The new Facebook Timeline feature was no doubt created to help people record and display their experiences.
It looks more like a collection to showcase, what I call the "photo opp" in corporate political environment (being seen in the act of doing something), than social gesture.
I cannot help but think that it is going to encourage indulging the latent voyeuristic and narcissistic tendencies in people. Who, in an effort to document experiences, will possibly dilute the very moment worth savoring first.
The ticker? Let's face it, how can you be intimate with all your friends watching in the room with you? Activity as performance. Then performance as identity.
At every turn, Facebook seems to have subverted the intimacy of social experiences by turning them into public performances. Not only has the intimacy of what was once private slowly eroded into the public, but more and more of Facebook users’ online activity is being drawn into the performative identity. [Joe Moon; hat tip Gina Trapani]
We do have some of that on Twitter, of course. Thankfully, Twitter slips away the moment it's recorded. And now, with its faithful companion at its side, Klout, it encourages what I call the treadmill effect -- people busily going nowhere, just to keep up.
Google+ is a great place to have those conversations and have them stored in your profile, which now you can search. Since they opened the network to the general public, new conversations and threads are populating the stream. Filling it with the interesting, if sometimes tangential, chatter of a public square, and the occasional direct message from people you don't know.

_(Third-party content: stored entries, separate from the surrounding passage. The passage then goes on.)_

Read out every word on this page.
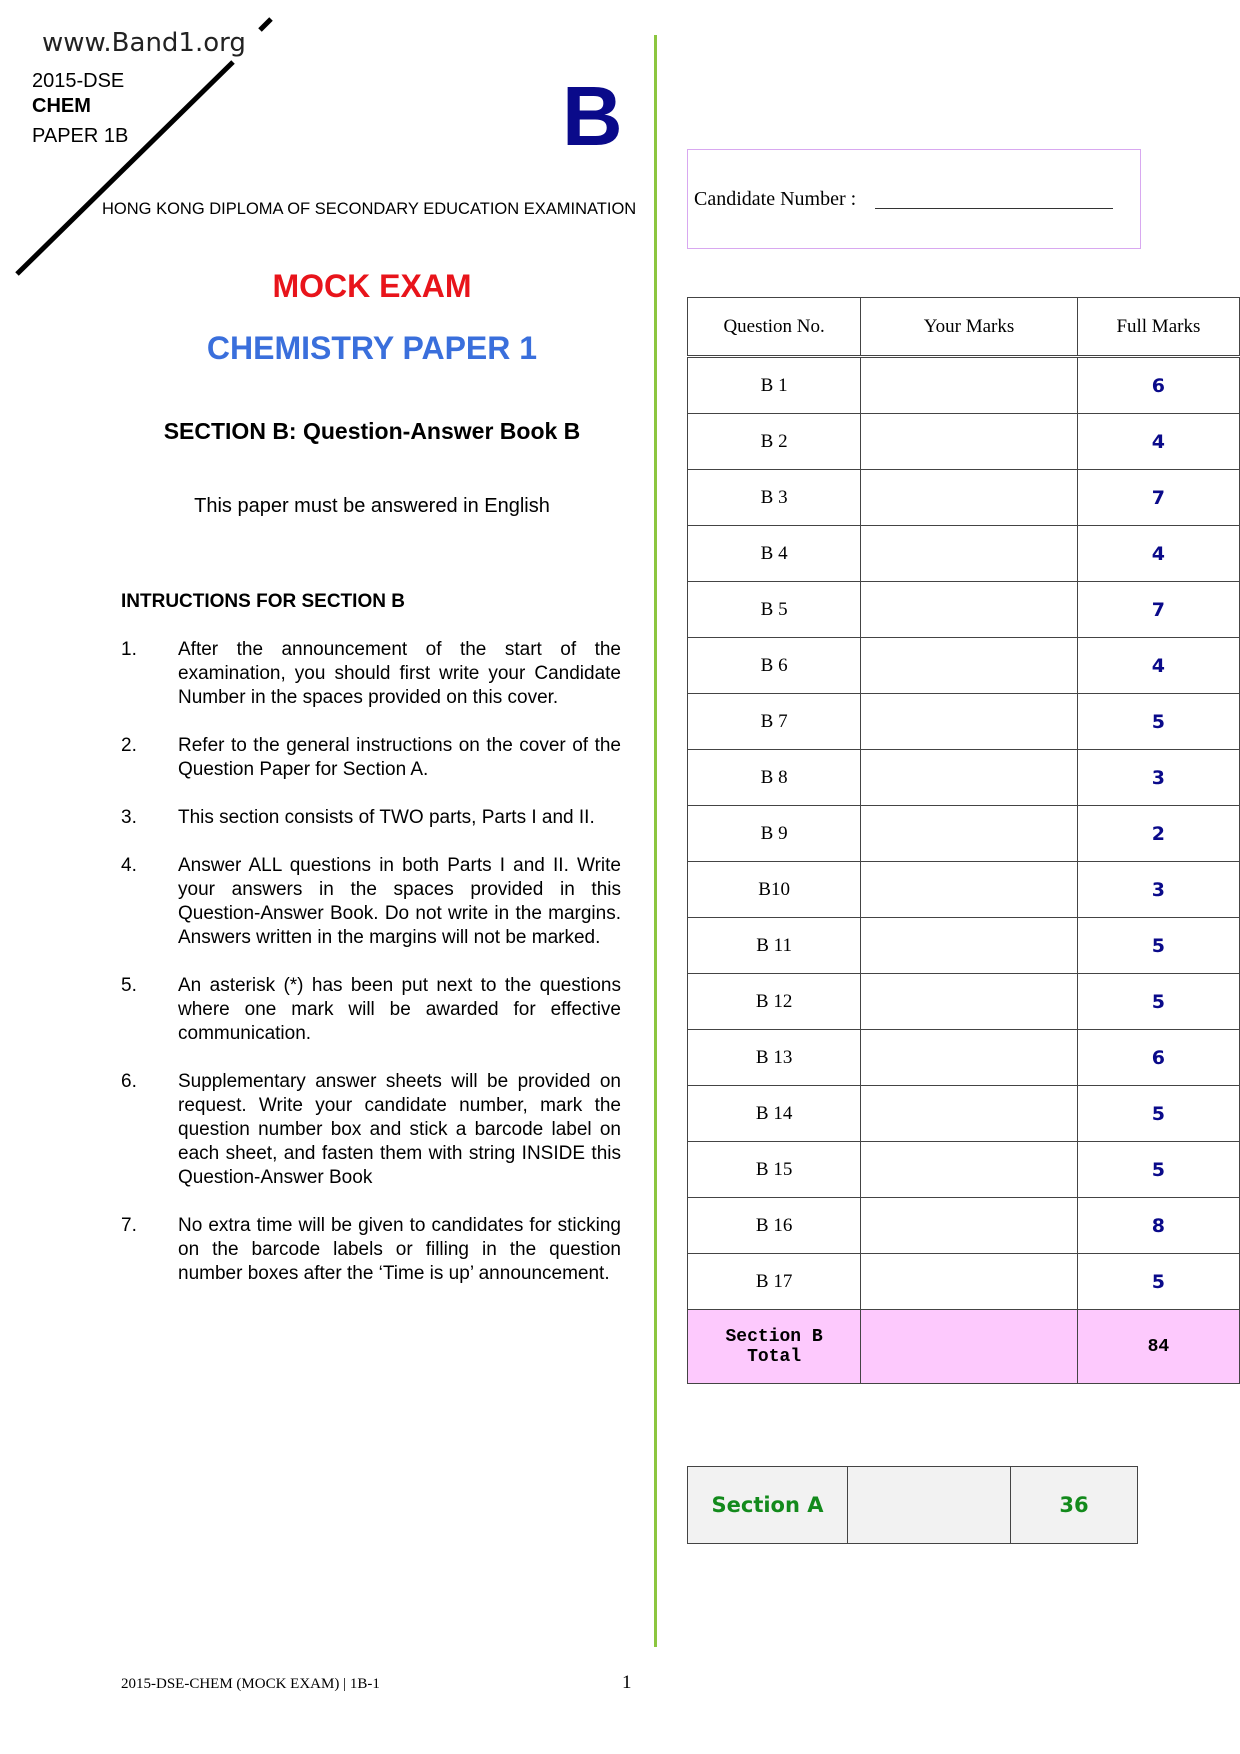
www.Band1.org
2015-DSE
CHEM
PAPER 1B	B
HONG KONG DIPLOMA OF SECONDARY EDUCATION EXAMINATION
MOCK EXAM
CHEMISTRY PAPER 1
SECTION B: Question-Answer Book B
This paper must be answered in English
INTRUCTIONS FOR SECTION B
1.	After the announcement of the start of the examination, you should first write your Candidate Number in the spaces provided on this cover.
2.	Refer to the general instructions on the cover of the Question Paper for Section A.
3.	This section consists of TWO parts, Parts I and II.
4.	Answer ALL questions in both Parts I and II. Write your answers in the spaces provided in this Question-Answer Book. Do not write in the margins. Answers written in the margins will not be marked.
5.	An asterisk (*) has been put next to the questions where one mark will be awarded for effective communication.
6.	Supplementary answer sheets will be provided on request. Write your candidate number, mark the question number box and stick a barcode label on each sheet, and fasten them with string INSIDE this Question-Answer Book
7.	No extra time will be given to candidates for sticking on the barcode labels or filling in the question number boxes after the ‘Time is up’ announcement.
Candidate Number :
Question No.	Your Marks	Full Marks
B 1		6
B 2		4
B 3		7
B 4		4
B 5		7
B 6		4
B 7		5
B 8		3
B 9		2
B10		3
B 11		5
B 12		5
B 13		6
B 14		5
B 15		5
B 16		8
B 17		5
Section B Total		84
Section A		36
2015-DSE-CHEM (MOCK EXAM) | 1B-1	1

Facebook is the place that wants to keep you coming back and stay in to cultivate your image. Although you end up having no idea if they will preserve the documented narrative of your memories, nor who is recording and watching behind the scenes.
In light of this, which one is more important to you: Having an awesome experience, or recording and documenting it?
If you're a business, are pinning your hopes on people talking about your product or service, and don't know where to invest your first dollar, take heart. People still get things done face to face, by email, or by phone.